И мы облегченно расхохотались. В общем, убиваться нам было особенно не из-за чего. В связи с плохой конъюнктурой на рынке прибыль от продажи машины получилась небольшая, и что десять, что девяносто, что пятьдесят процентов особой разницы не составляли, не из-за чего было друг друга душить.
И в наши отношения снова вернулась любовь.
А потом мы поехали с ним вдвоем на охоту.

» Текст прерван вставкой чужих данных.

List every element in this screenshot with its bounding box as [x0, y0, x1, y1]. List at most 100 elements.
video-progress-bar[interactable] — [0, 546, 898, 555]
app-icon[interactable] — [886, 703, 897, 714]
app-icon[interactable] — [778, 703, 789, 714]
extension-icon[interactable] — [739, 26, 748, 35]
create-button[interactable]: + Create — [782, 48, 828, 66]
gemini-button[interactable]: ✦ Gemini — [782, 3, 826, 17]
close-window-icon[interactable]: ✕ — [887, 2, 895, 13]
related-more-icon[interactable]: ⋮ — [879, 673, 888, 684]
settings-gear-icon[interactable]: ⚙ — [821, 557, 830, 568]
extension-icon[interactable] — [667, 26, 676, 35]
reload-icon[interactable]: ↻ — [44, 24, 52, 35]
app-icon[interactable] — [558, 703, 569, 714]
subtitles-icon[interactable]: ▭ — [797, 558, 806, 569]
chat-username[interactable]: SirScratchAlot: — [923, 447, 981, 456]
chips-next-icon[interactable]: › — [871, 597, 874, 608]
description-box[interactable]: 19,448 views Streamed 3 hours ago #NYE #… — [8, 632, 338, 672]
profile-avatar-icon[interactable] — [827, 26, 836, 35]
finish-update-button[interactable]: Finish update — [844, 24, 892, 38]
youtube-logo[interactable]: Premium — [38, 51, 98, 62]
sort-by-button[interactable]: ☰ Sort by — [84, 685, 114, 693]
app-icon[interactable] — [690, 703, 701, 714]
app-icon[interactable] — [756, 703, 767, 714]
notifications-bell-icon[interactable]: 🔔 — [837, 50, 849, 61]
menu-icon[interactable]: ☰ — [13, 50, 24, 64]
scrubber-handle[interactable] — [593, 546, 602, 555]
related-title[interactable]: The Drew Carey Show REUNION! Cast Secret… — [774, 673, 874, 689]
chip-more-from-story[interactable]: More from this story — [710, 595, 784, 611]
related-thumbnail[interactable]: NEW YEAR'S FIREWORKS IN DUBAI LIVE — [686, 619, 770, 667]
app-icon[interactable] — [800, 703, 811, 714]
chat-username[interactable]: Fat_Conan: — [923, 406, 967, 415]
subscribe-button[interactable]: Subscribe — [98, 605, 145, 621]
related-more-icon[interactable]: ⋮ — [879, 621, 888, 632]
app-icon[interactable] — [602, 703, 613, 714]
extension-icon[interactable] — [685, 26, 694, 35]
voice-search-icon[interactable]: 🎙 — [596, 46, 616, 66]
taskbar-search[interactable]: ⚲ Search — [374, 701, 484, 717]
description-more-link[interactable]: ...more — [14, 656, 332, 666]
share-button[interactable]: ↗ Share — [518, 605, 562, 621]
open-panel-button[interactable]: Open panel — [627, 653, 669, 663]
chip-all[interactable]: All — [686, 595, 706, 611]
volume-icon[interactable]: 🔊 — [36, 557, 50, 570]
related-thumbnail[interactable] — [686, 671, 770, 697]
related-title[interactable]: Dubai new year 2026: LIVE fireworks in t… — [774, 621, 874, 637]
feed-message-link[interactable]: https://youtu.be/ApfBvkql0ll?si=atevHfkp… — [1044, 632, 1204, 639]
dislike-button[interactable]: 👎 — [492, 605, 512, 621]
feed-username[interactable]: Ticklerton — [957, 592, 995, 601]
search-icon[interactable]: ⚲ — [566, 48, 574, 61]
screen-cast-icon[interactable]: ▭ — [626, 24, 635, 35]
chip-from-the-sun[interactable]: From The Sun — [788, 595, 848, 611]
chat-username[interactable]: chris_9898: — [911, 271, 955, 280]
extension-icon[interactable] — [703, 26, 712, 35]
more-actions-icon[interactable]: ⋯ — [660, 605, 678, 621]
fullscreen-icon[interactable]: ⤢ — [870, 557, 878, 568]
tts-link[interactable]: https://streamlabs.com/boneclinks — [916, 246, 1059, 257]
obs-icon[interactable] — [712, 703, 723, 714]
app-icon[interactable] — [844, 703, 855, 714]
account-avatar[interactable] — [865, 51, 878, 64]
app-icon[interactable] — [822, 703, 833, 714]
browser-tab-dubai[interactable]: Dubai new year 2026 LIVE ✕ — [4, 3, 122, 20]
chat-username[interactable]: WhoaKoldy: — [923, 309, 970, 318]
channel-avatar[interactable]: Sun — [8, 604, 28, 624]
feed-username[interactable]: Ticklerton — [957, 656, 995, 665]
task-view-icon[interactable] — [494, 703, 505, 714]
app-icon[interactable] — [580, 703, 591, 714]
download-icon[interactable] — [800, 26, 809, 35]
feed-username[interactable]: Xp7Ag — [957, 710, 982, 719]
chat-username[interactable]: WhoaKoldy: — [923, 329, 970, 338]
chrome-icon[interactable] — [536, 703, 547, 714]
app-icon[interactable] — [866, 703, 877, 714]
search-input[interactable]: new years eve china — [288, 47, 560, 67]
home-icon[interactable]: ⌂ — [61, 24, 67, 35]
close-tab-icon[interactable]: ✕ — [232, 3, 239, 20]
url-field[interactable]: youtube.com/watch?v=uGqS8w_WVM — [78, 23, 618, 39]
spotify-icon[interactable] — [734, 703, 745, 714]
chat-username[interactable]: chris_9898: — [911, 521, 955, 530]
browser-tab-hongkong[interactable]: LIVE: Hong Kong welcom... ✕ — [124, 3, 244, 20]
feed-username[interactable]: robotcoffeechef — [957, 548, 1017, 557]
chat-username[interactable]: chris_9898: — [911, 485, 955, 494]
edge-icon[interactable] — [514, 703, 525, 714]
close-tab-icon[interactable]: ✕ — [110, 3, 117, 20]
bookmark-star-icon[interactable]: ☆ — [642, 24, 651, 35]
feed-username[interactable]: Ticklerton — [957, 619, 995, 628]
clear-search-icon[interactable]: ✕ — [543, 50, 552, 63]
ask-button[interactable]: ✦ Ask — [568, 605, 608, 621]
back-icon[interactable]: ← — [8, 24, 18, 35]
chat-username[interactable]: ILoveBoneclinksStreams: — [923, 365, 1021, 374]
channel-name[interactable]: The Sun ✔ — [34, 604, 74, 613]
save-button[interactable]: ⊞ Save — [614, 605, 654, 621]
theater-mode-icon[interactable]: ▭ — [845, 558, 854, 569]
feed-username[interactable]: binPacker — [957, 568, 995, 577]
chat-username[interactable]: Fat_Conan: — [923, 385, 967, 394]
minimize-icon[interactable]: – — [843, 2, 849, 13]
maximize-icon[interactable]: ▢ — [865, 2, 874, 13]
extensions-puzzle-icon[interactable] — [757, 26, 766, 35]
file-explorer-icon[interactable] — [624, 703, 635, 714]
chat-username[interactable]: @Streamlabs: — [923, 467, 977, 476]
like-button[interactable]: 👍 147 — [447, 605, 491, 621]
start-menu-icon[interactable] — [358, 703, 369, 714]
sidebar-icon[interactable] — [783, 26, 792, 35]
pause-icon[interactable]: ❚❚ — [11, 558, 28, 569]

Я сознательно употребил для тех наших отношений слово любовь. Это был период особенного нашего сближения. Наш растянувшийся на несколько лет роман мужской дружбы. И пусть мы встречались очень редко, я жил, в основном, в Москве. Слонялся по своим путешествиям. Но всегда по приезду в Новосибирск, раз или два в год я с удовольствием встречался с ним и испытывал к нему всегда нежность. Бывали на рыбалке, я хвастался своими книжками, он их снисходительно и в то же время смущенно принимал. Когда у меня появился подержанный “УАЗ», я хвастался тем, как он у меня оборудован для путешествий: все в нем есть, второй дом. Даже водки, которую я не пью, но которую всегда на крайний случай, дорога дальная, возил в Еразе по несколько бутылок, с ним в своем Еразе напился-таки, от радости при встрече и чтобы сделать ему приятное, до безобразия и до головной боли весь следующий день. Вспоминали Нинку. С которой я уже не жил, но которую Петька запрещал мне ругать. Все-таки она тебя вытащила в Москву… И само собой разумеется, ездили с ним на охоту.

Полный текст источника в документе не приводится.